3. What treatment is indicated? Intensive antisyphilitic treatment is strongly indicated. Whatever may be the truth concerning the production of neuro-recurrences (“neurorecidives”) it is certain that the symptoms usually vanish with a continuance of salvarsan therapy. The important point is to give efficient treatment, and in a case like Bennett’s improvement is fairly certain unless some serious insult occurs before the remedial efforts have been given time. It is still an open question whether intraspinous treatment is more efficient in such cases than intensive intravenous injections of salvarsan. In Bennett’s case diarsenol was injected intravenously twice a week in 0.6 gm. doses, reënforced with intramuscular injections of mercury salicylate and potassium iodid by mouth. Under this treatment improvement began slowly and in a few months he was symptomatically well and after three months his tests were practically negative.

JUVENILE PARETIC NEUROSYPHILIS (“juvenile paresis”) with OPTIC ATROPHY.

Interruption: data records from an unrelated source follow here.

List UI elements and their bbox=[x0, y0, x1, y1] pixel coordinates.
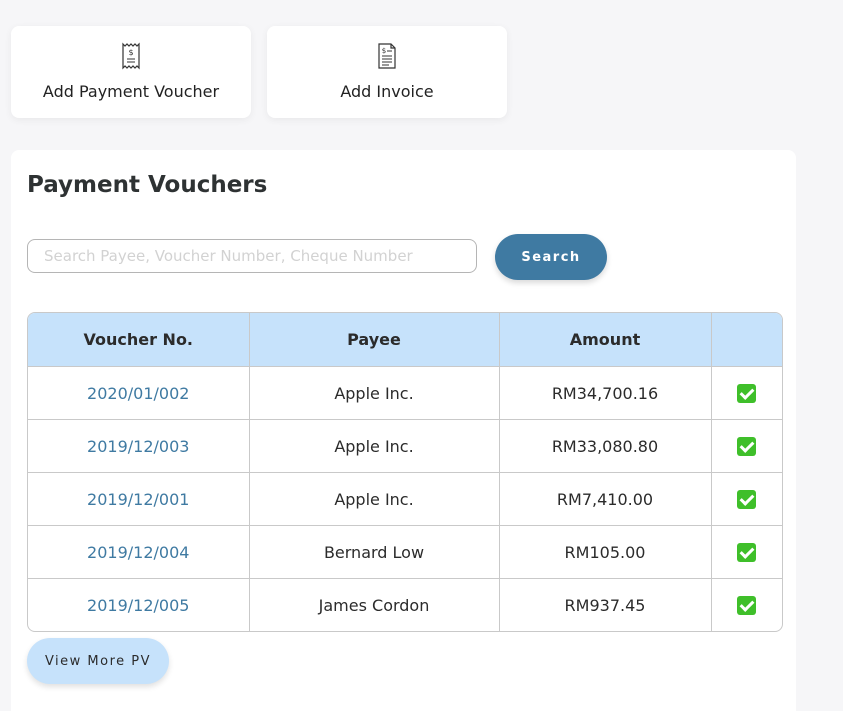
invoice-document-icon: $ bbox=[378, 43, 396, 69]
payee-cell: Apple Inc. bbox=[249, 366, 500, 420]
status-cell bbox=[711, 579, 782, 632]
check-icon bbox=[737, 437, 757, 456]
add-payment-voucher-card[interactable]: $ Add Payment Voucher bbox=[11, 26, 251, 118]
amount-cell: RM105.00 bbox=[499, 525, 712, 579]
table-row: 2019/12/001 Apple Inc. RM7,410.00 bbox=[28, 472, 782, 526]
svg-text:$: $ bbox=[382, 47, 386, 55]
payee-cell: Apple Inc. bbox=[249, 472, 500, 526]
search-input[interactable] bbox=[27, 239, 477, 273]
voucher-number-link[interactable]: 2020/01/002 bbox=[28, 366, 250, 420]
payee-cell: Apple Inc. bbox=[249, 419, 500, 473]
status-cell bbox=[711, 419, 782, 473]
page: $ Add Payment Voucher $ Add Invoice Paym… bbox=[0, 0, 843, 711]
vouchers-table: Voucher No. Payee Amount 2020/01/002 App… bbox=[27, 312, 783, 632]
payment-vouchers-panel: Payment Vouchers Search Voucher No. Paye… bbox=[11, 150, 796, 711]
amount-cell: RM34,700.16 bbox=[499, 366, 712, 420]
voucher-number-link[interactable]: 2019/12/004 bbox=[28, 525, 250, 579]
amount-cell: RM33,080.80 bbox=[499, 419, 712, 473]
view-more-pv-button[interactable]: View More PV bbox=[27, 638, 169, 684]
column-header-status bbox=[711, 313, 782, 367]
amount-cell: RM7,410.00 bbox=[499, 472, 712, 526]
voucher-number-link[interactable]: 2019/12/003 bbox=[28, 419, 250, 473]
column-header-payee: Payee bbox=[249, 313, 500, 367]
table-row: 2020/01/002 Apple Inc. RM34,700.16 bbox=[28, 366, 782, 420]
status-cell bbox=[711, 525, 782, 579]
check-icon bbox=[737, 490, 757, 509]
svg-text:$: $ bbox=[128, 48, 133, 57]
search-button[interactable]: Search bbox=[495, 234, 607, 280]
column-header-amount: Amount bbox=[499, 313, 712, 367]
payee-cell: Bernard Low bbox=[249, 525, 500, 579]
voucher-number-link[interactable]: 2019/12/001 bbox=[28, 472, 250, 526]
table-header-row: Voucher No. Payee Amount bbox=[28, 313, 782, 367]
receipt-icon: $ bbox=[122, 42, 140, 70]
status-cell bbox=[711, 366, 782, 420]
column-header-voucher-no: Voucher No. bbox=[28, 313, 250, 367]
add-invoice-label: Add Invoice bbox=[340, 82, 434, 101]
add-invoice-card[interactable]: $ Add Invoice bbox=[267, 26, 507, 118]
table-row: 2019/12/003 Apple Inc. RM33,080.80 bbox=[28, 419, 782, 473]
amount-cell: RM937.45 bbox=[499, 578, 712, 631]
table-row: 2019/12/004 Bernard Low RM105.00 bbox=[28, 525, 782, 579]
payee-cell: James Cordon bbox=[249, 578, 500, 631]
page-title: Payment Vouchers bbox=[27, 172, 268, 198]
check-icon bbox=[737, 596, 757, 615]
status-cell bbox=[711, 472, 782, 526]
add-payment-voucher-label: Add Payment Voucher bbox=[42, 82, 220, 101]
check-icon bbox=[737, 384, 757, 403]
check-icon bbox=[737, 543, 757, 562]
table-row: 2019/12/005 James Cordon RM937.45 bbox=[28, 578, 782, 632]
voucher-number-link[interactable]: 2019/12/005 bbox=[28, 578, 250, 631]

Case 35. Mary Coughlin, a blind girl of 16 years, was brought to the hospital in a state of great excitement, laughing and crying alternately. The neurologist is entitled to think of blindness, and particularly of the optic atrophy which Mary showed, as probably due to syphilis. However, there was no history of syphilis in the father, who died in an accident at the age of 40, or the mother, who died at 45, of heart trouble. An elder sister was married and well; two younger sisters were living and well. The fifth sibling, a boy, had died in infancy. There had been no miscarriages. In fact, the only point in favor of syphilis was the somewhat far-fetched point that the younger brother of the patient had died in infancy.

The patient’s history was rather suggestive of some other diagnosis. Her birth had been normal, she walked and talked at 13 months, was at school from six to twelve, reaching the seventh grade, and was considered bright. At three years of age, she had been run down by a car and dragged under the fender for a considerable distance. Her head was hurt but the patient did not lose consciousness in the accident. Fainting spells began at 11, in which spells the patient would lose consciousness for a minute or two. About this time, the patient’s eyesight had begun to fail, and for some four years she had been entirely blind. Headaches had come on of late.